A plane carrying a group of combat-tested service members touched down in the desert on Wednesday morning.

Spc. Cleber Ferreira shows off the tuxedo he’ll wear Friday to the NASCAR Sprint Cup Series Awards Ceremony in Las Vegas. Ferreira is part of a group of recovering troops and their guests who traveled with the USO to Las Vegas for NASCAR’s Champions Week festivities. USO photo by Samuel Zelaya

Then it was time to suit up.

“Oh, man, I want the red one,” said Spc. Cleber Ferreira as he spotted the jacket. “Nah, I’ll go traditional. Like James Bond.”

The desert is Vegas. Suiting up meant getting fitted for tuxedos and gowns.

Ferreira — who suffered back, leg and head injuries when 400 pounds of explosives detonated beneath his Stryker vehicle in Afghanistan in 2010 — is part of a group of more than a dozen wounded warriors and their guests visiting Las Vegas with the USO to take part in NASCAR’s Champions Week celebration. On Thursday, they were to sit atop a double-decker bus and lead a parade of stock cars down Las Vegas Boulevard, better known as The Strip. Sprint Cup champion Brad Keselowski will perform a celebratory burnout and race teams will conduct pit stops in front of the Bellagio’s famed fountains.

On Friday, it’ll be time to break out the formalwear for the NASCAR Sprint Cup Series Awards Ceremony at the Wynn, a swanky gala where, between performances from celebrity entertainers, NASCAR will honor the top 10 finishers in the points standings.

Marine Sgt. Cory Gritter gets measured Wednesday for a tuxedo to wear to NASCAR’s Sprint Cup Series Awards Ceremony on Friday in Las Vegas. USO photo by Samuel Zelaya

The wounded warriors — on a break from recovering at Fort Belvoir, Virginia, or Walter Reed National Military Medical Center in Bethesda, Maryland — were looking sharp during their trial run Wednesday at Tuxedo Junction and David’s Bridal in Las Vegas.
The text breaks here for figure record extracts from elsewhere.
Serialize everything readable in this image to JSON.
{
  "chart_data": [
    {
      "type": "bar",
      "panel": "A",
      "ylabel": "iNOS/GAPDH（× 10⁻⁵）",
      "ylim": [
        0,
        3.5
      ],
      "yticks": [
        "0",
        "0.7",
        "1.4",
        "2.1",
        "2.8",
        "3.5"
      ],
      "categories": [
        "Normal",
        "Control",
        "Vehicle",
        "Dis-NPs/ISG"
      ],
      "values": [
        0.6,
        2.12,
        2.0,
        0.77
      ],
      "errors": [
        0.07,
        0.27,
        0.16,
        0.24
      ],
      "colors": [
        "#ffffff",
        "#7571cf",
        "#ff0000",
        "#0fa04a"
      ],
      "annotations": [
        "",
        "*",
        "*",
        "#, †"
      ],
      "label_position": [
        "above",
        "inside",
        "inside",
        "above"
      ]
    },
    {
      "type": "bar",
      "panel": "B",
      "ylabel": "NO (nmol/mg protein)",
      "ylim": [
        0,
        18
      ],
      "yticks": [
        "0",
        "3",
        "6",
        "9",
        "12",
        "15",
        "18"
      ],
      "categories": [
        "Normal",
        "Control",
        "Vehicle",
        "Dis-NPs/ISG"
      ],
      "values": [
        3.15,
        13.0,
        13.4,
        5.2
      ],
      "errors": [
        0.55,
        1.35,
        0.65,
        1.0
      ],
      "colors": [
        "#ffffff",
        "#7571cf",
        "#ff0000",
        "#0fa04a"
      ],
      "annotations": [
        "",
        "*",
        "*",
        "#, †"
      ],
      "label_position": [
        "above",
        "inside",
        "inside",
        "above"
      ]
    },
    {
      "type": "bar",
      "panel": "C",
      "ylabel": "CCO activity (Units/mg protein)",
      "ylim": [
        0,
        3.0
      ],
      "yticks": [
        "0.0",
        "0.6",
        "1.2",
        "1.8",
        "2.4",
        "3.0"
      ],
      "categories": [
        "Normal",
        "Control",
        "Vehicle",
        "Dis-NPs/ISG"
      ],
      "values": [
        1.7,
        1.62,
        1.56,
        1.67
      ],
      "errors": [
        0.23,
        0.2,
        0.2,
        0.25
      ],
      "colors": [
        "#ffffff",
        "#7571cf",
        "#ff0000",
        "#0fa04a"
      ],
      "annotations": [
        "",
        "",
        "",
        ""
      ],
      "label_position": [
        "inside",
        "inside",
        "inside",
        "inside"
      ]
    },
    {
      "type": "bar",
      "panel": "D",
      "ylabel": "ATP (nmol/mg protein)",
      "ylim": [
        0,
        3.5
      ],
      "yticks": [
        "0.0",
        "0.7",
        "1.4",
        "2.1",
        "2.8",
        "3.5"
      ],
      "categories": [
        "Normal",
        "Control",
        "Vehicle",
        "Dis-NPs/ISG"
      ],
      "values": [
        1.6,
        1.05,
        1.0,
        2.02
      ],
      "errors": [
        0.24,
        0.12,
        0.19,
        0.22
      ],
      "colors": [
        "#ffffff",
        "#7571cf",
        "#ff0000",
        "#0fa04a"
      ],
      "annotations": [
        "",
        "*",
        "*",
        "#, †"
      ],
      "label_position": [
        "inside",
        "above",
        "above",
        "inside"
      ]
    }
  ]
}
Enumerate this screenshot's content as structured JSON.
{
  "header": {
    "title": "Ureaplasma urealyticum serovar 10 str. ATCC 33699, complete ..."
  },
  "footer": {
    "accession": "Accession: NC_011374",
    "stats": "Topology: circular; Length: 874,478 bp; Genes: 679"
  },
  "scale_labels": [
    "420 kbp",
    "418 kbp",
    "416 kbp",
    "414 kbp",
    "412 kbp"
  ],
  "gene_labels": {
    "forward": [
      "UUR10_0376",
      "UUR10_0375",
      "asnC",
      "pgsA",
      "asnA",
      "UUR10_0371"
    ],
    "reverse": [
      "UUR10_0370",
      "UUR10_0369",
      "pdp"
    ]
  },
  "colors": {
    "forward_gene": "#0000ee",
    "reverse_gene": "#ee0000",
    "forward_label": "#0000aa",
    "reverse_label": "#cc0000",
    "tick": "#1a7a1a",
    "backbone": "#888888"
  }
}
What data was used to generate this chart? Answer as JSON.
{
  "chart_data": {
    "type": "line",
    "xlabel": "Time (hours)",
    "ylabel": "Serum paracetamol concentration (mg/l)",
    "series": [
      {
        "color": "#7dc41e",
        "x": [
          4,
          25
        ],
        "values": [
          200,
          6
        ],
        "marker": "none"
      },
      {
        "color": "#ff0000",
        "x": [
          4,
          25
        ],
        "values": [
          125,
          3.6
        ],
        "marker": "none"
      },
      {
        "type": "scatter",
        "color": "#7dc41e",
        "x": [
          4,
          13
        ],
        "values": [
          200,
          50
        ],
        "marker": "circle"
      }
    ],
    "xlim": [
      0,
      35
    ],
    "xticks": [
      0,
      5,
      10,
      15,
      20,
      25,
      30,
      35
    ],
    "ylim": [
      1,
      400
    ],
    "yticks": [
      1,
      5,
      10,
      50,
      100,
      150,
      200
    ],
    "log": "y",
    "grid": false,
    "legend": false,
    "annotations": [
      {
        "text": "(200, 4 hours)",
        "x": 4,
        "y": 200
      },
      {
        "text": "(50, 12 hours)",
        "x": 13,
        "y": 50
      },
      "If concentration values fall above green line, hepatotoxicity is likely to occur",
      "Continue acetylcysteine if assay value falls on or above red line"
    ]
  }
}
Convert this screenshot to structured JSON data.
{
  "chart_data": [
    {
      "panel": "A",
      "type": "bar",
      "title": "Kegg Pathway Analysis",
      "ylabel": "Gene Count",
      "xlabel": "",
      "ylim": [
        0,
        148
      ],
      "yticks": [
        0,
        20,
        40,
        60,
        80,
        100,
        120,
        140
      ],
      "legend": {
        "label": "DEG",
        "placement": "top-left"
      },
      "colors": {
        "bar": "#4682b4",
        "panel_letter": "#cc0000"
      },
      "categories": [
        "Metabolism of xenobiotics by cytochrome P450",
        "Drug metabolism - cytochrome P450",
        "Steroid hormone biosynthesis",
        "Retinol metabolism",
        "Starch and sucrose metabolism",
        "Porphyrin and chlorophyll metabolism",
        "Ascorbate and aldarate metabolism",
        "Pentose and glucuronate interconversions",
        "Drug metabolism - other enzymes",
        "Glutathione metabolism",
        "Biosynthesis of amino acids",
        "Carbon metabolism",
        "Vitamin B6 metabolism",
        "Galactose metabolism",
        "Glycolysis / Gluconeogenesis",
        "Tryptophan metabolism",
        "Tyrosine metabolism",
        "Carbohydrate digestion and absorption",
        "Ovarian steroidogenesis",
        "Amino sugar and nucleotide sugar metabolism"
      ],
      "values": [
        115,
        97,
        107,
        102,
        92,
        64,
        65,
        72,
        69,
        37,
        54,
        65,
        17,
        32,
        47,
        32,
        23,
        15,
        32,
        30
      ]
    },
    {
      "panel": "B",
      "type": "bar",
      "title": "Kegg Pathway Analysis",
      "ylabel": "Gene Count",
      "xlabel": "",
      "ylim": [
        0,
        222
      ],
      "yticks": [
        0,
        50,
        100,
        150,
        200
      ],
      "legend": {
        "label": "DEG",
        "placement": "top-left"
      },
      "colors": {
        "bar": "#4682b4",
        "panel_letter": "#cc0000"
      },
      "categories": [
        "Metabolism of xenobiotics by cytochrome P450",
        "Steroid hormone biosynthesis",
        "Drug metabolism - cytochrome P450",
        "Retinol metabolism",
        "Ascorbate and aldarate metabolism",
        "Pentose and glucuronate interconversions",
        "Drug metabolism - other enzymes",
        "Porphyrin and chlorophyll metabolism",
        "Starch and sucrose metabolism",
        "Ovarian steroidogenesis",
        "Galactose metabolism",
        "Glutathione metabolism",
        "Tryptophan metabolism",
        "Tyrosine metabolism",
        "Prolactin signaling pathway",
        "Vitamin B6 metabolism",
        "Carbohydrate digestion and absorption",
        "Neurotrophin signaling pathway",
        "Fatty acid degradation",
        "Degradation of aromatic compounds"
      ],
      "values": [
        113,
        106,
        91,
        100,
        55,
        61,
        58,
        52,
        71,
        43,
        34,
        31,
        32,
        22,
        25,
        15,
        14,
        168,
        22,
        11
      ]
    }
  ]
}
Lance Cpl. Nathan Jakubisin, whose right leg was amputated below the knee after an improvised explosive device attack in Afghanistan in June, initially worried that he might have to wear shorts with his tux because the pants wouldn’t fit over the metal fixator holding together his left leg.

“Maybe a kilt,” he quipped. “That’s a good idea.”

But with a pair of scissors, a little extra fabric and a sewing machine, the staff at Tuxedo Junction delivered a pair of custom-made pants.

And Ferreira? Well, he almost did look like James Bond. That is, if 007 wore a camo hat with his tuxedo.